她發火發了半晌,聽到後面南規一直沒動靜,忍不住回頭看,結果發現來人竟是蕭眠。

“陛下,不要耍小孩子脾氣了。”

“我,我沒有。”淩拂趕緊把禿頭毛筆藏在身後。

蕭眠溫吞吞道,“陛下現在是有孕之身,保胎為要,自然不宜沾那些刀光劍影。”

淩拂抿著嘴巴不說話,支著腦袋,案前輝煌,泱泱而出的金色疲憊。

他走到她身前,小碟中盛著幾塊寥落的山楂酥,淩拂含在嘴裏,緩緩吞咽著,難問是非。

“等小皇子出生後,陛下便不會這般辛苦了。”

淩拂不解地望著他,搖頭,“那只會更辛苦的,照顧小孩很累的。”

“陛下不想稱帝,偏偏世事難料,皇室獨獨剩下你。但誕下小皇子後,皇室嫡系便不只是你了。”

說這話時,他的口吻散漫而不經心,天下命局好惡,仿佛是兩岸燈火。

淩拂被點醒了,內心如衾似沙,“廠督,你的意思是讓我生下寶寶後退位,然後把皇位給他?”

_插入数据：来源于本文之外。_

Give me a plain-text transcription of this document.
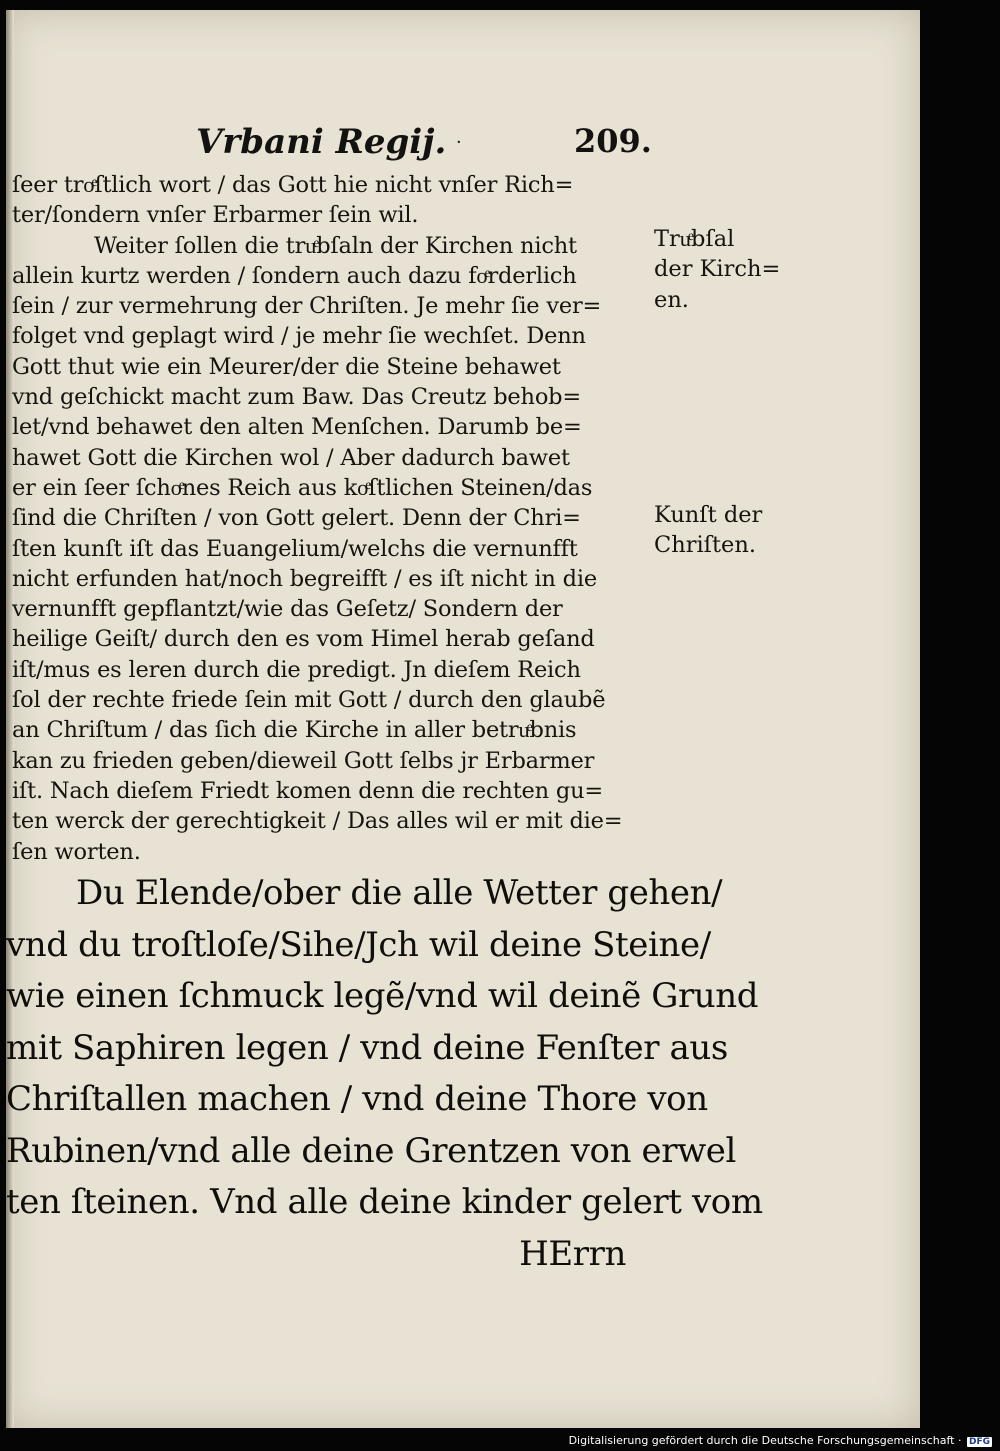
Vrbani Regij. ·	209.
ſeer troͤſtlich wort / das Gott hie nicht vnſer Rich=
ter/ſondern vnſer Erbarmer ſein wil.
Weiter ſollen die truͤbſaln der Kirchen nicht
allein kurtz werden / ſondern auch dazu foͤrderlich
ſein / zur vermehrung der Chriſten. Je mehr ſie ver=
folget vnd geplagt wird / je mehr ſie wechſet. Denn
Gott thut wie ein Meurer/der die Steine behawet
vnd geſchickt macht zum Baw. Das Creutz behob=
let/vnd behawet den alten Menſchen. Darumb be=
hawet Gott die Kirchen wol / Aber dadurch bawet
er ein ſeer ſchoͤnes Reich aus koͤſtlichen Steinen/das
ſind die Chriſten / von Gott gelert. Denn der Chri=
ſten kunſt iſt das Euangelium/welchs die vernunfft
nicht erfunden hat/noch begreifft / es iſt nicht in die
vernunfft gepflantzt/wie das Geſetz/ Sondern der
heilige Geiſt/ durch den es vom Himel herab geſand
iſt/mus es leren durch die predigt. Jn dieſem Reich
ſol der rechte friede ſein mit Gott / durch den glaubẽ
an Chriſtum / das ſich die Kirche in aller betruͤbnis
kan zu frieden geben/dieweil Gott ſelbs jr Erbarmer
iſt. Nach dieſem Friedt komen denn die rechten gu=
ten werck der gerechtigkeit / Das alles wil er mit die=
ſen worten.
Truͤbſal
der Kirch=
en.
Kunſt der
Chriſten.
Du Elende/ober die alle Wetter gehen/
vnd du troſtloſe/Sihe/Jch wil deine Steine/
wie einen ſchmuck legẽ/vnd wil deinẽ Grund
mit Saphiren legen / vnd deine Fenſter aus
Chriſtallen machen / vnd deine Thore von
Rubinen/vnd alle deine Grentzen von erwel
ten ſteinen. Vnd alle deine kinder gelert vom
HErrn
Digitalisierung gefördert durch die Deutsche Forschungsgemeinschaft · DFG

“陛下覺得如何?”蕭眠沏著燠暖茶水,微微繃著小指,閑散疇昔,無為奢華。

“他生下來又不認字,肯定還不如我。”淩拂果斷道。

“監國大人和微臣都會盡心輔佐皇子,來日必成一代明君。”

“那你們這不也盡心輔佐我嗎?我怎麽就沒成一代明君呀?”淩拂納悶道。

“……”蕭眠擡擡眼,把山楂酥遞到她嘴邊,“陛下還是多吃點吧,補腦。”

入了夜,淩拂倚在榻上瞇眼打盹兒,南規輕聲走來,見她忽然聞聲醒了,便問,“吃不吃糖?你最愛的波斯國供糖。”

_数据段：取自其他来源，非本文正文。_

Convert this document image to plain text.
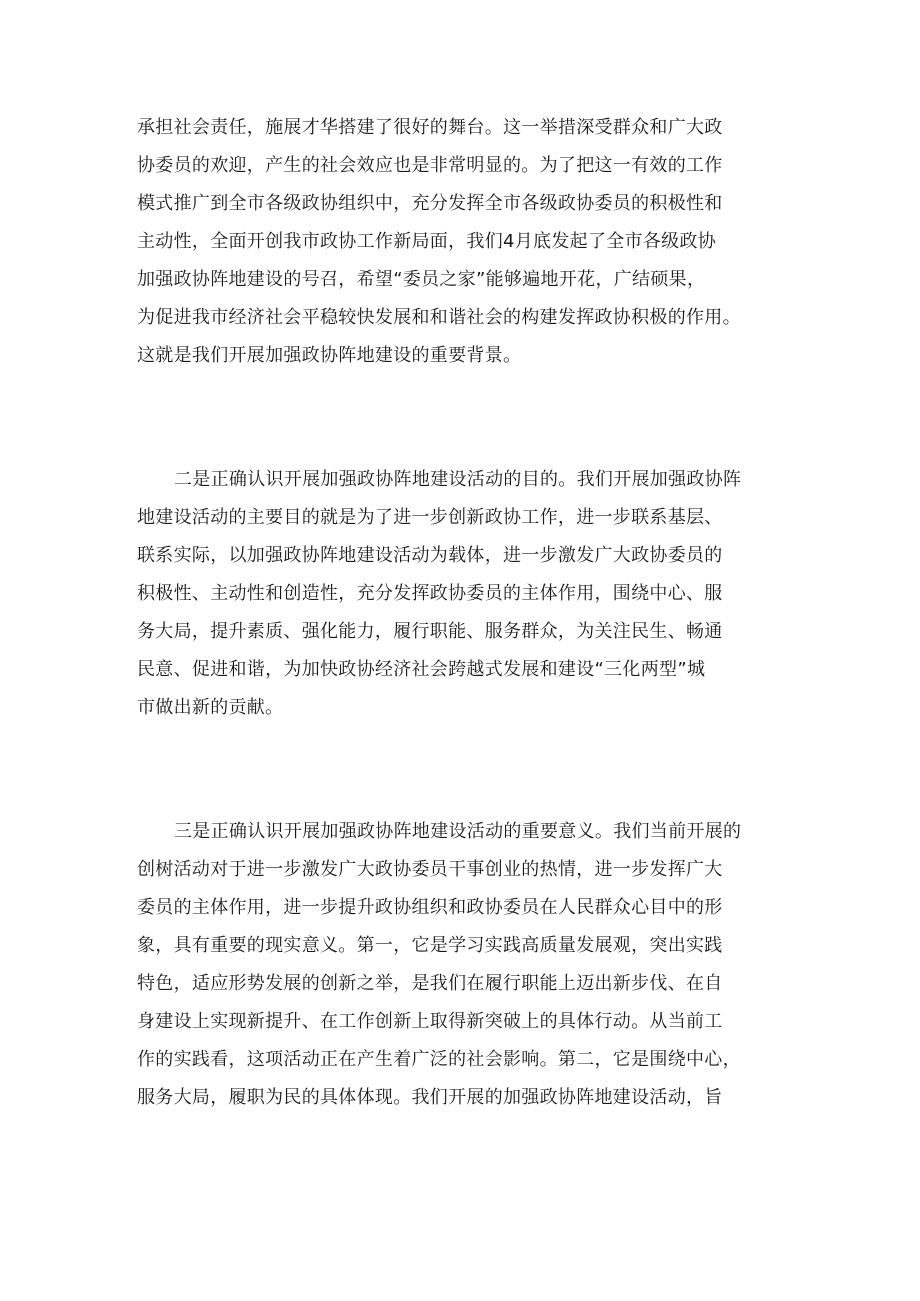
承担社会责任，施展才华搭建了很好的舞台。这一举措深受群众和广大政
协委员的欢迎，产生的社会效应也是非常明显的。为了把这一有效的工作
模式推广到全市各级政协组织中，充分发挥全市各级政协委员的积极性和
主动性，全面开创我市政协工作新局面，我们4月底发起了全市各级政协
加强政协阵地建设的号召，希望“委员之家”能够遍地开花，广结硕果，
为促进我市经济社会平稳较快发展和和谐社会的构建发挥政协积极的作用。
这就是我们开展加强政协阵地建设的重要背景。
二是正确认识开展加强政协阵地建设活动的目的。我们开展加强政协阵
地建设活动的主要目的就是为了进一步创新政协工作，进一步联系基层、
联系实际，以加强政协阵地建设活动为载体，进一步激发广大政协委员的
积极性、主动性和创造性，充分发挥政协委员的主体作用，围绕中心、服
务大局，提升素质、强化能力，履行职能、服务群众，为关注民生、畅通
民意、促进和谐，为加快政协经济社会跨越式发展和建设“三化两型”城
市做出新的贡献。
三是正确认识开展加强政协阵地建设活动的重要意义。我们当前开展的
创树活动对于进一步激发广大政协委员干事创业的热情，进一步发挥广大
委员的主体作用，进一步提升政协组织和政协委员在人民群众心目中的形
象，具有重要的现实意义。第一，它是学习实践高质量发展观，突出实践
特色，适应形势发展的创新之举，是我们在履行职能上迈出新步伐、在自
身建设上实现新提升、在工作创新上取得新突破上的具体行动。从当前工
作的实践看，这项活动正在产生着广泛的社会影响。第二，它是围绕中心，
服务大局，履职为民的具体体现。我们开展的加强政协阵地建设活动，旨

他攤開手掌心,淩拂氣鼓鼓地扭頭不吃,南規假意嘆口氣,把糖果當著她的面放在枕下,自己也歇了。

殿內燭火熄後,淩拂這才鬼鬼祟祟爬起身來,偷偷伸手去南規枕頭下摸,被他一下子就抓住手。

南規把她腦袋轉過來,親親她,“別生氣了,對養胎不好。”

淩拂哼了一聲還是不理他。

他把糖紙剝開,塞到她嘴裏一顆,語氣溫柔,“好吃嗎?”

淩拂又哼了一聲,他笑笑,“今天的奏折我幫你批完了。”

“明天的奏折你能不能也幫我批完?”

“不能。”

“小氣鬼。”淩拂氣消了大半,隨手扯著糖紙玩。

“有這麽說自己夫君的嗎?”南規戳戳她的臉,見她低頭只顧玩,幽幽道,“今日,蕭眠跟你說什麽了?”